Economic woes caused by the pandemic further challenged the cash-strapped government, which led to the cancellation of a pay raise deal struck with the Teacher’s Syndicate back in September 2019.
The teacher’s union took to the streets in protest of the government’s move, which rapidly escalated with the arrest of its board members and Attorney General Hassan Abdallat’s order to shut down the Syndicate for a period of two years.
Basil Okoor, publisher and editor in chief of the independent news outlet Jo24, was arrested himself after covering the detentions of teachers during the protests. “They accused me of violating the attorney general’s order” he told IPI. “They even questioned me about slogans I wrote on Facebook.”
Okoor said he continues to receive threats from the security apparatus, a week after his release. “Ever since the dispute with the teacher’s union began, the government has been treating journalists as the enemy”, he said. “I’ve been a journalist in Jordan for 22 years, and the situation now is the worst.”

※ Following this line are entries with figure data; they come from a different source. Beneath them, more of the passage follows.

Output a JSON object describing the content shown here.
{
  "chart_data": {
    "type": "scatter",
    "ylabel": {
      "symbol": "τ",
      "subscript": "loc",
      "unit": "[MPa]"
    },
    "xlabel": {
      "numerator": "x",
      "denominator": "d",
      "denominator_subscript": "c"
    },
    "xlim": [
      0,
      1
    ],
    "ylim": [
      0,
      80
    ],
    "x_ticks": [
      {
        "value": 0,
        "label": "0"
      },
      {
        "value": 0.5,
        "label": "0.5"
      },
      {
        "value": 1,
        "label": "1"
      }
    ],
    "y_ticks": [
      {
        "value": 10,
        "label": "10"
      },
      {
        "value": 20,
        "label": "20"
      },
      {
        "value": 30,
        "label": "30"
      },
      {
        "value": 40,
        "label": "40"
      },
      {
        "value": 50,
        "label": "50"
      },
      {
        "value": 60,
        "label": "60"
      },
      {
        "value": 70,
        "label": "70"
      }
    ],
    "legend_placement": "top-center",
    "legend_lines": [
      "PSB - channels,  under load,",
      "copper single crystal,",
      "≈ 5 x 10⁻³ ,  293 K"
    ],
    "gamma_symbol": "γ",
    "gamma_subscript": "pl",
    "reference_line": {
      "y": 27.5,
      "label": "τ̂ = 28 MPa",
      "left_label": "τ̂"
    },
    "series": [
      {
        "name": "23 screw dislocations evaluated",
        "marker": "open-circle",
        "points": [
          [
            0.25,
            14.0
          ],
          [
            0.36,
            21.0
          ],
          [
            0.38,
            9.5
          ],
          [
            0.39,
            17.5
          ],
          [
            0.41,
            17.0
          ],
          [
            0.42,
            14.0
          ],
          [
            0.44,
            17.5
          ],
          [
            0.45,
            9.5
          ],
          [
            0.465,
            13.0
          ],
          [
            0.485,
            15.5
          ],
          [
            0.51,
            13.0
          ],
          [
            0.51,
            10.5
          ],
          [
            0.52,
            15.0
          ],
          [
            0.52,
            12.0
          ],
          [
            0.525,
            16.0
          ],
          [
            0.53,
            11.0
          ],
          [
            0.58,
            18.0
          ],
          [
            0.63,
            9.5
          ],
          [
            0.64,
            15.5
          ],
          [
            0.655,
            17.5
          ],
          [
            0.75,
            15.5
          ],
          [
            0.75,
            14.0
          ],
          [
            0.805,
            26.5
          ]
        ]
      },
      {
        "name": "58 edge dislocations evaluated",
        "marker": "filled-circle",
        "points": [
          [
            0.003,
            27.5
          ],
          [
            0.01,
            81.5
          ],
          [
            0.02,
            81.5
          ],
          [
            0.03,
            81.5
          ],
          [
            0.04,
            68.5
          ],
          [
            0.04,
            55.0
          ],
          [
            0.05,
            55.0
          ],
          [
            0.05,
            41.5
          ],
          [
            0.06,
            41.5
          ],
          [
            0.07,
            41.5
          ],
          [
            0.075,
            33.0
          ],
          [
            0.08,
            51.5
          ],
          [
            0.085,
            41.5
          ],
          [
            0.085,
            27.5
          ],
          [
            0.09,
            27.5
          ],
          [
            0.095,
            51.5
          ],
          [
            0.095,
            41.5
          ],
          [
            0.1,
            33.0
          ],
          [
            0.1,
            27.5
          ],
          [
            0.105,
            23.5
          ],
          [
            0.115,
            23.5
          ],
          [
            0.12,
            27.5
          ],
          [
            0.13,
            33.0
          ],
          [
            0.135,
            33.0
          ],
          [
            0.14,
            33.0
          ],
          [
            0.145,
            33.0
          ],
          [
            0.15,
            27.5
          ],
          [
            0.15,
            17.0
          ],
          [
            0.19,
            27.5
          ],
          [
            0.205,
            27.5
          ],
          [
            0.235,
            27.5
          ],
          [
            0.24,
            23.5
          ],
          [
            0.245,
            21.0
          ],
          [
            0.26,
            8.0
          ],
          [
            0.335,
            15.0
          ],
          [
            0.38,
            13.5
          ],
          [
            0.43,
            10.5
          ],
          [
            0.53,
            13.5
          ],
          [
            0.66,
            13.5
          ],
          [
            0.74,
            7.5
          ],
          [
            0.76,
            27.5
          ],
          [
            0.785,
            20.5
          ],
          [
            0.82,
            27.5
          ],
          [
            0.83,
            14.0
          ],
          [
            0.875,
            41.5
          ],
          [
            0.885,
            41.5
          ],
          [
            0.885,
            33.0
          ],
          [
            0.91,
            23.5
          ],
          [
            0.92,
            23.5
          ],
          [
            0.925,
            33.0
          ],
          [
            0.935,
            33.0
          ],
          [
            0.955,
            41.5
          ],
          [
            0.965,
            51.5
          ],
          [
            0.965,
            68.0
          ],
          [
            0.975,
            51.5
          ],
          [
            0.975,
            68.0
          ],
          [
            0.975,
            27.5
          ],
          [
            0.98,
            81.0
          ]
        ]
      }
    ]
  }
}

According to Okoor, these measures are also undermining trust in the media. “While teachers were being arrested in the recent protests, all media outlets were reporting on the Shawarma poisoning instead, to avoid covering banned topics. I’ve already heard the term Shawarma Media thrown around.”
Daoud Kuttab, vice-chair of the IPI Executive Board, condemned the recent developments. “The combination of the ease and overreach by the attorney general in issuing wide-ranging gag orders and attempts to deter journalists through arrests and threats will have a chilling effect on independent journalism and will force journalists, editors and publishers to practice self-censorship. This is a bad turn of events for a small country that was on a gradual political reform trajectory.”
At least 13 journalists have been arrested and summoned for questioning by security forces since the pandemic began, according to human rights journalist Mohammad Shamma, who said a chilling effect is already palpable. “Fares Sayeg and Mohammad Khaldi from Roya TV were arrested after the broadcaster aired a story on people’s struggles under lockdown”, he told IPI. “They were charged with violating the anti-terrorism law. So now, quarantine and the challenges it poses is another topic journalists are wary to cover.”
“A gag order was also issued on discussing the most recent honor crime after it triggered protests and social media activism. All of this is really limiting journalists in their ability to fulfil their public duty.”
Early last month, King Abdullah said Jordan “brought the coronavirus under control” thanks to maintaining emergency regulations, and that unlike other countries in the region “Jordan would come out stronger from the crisis.”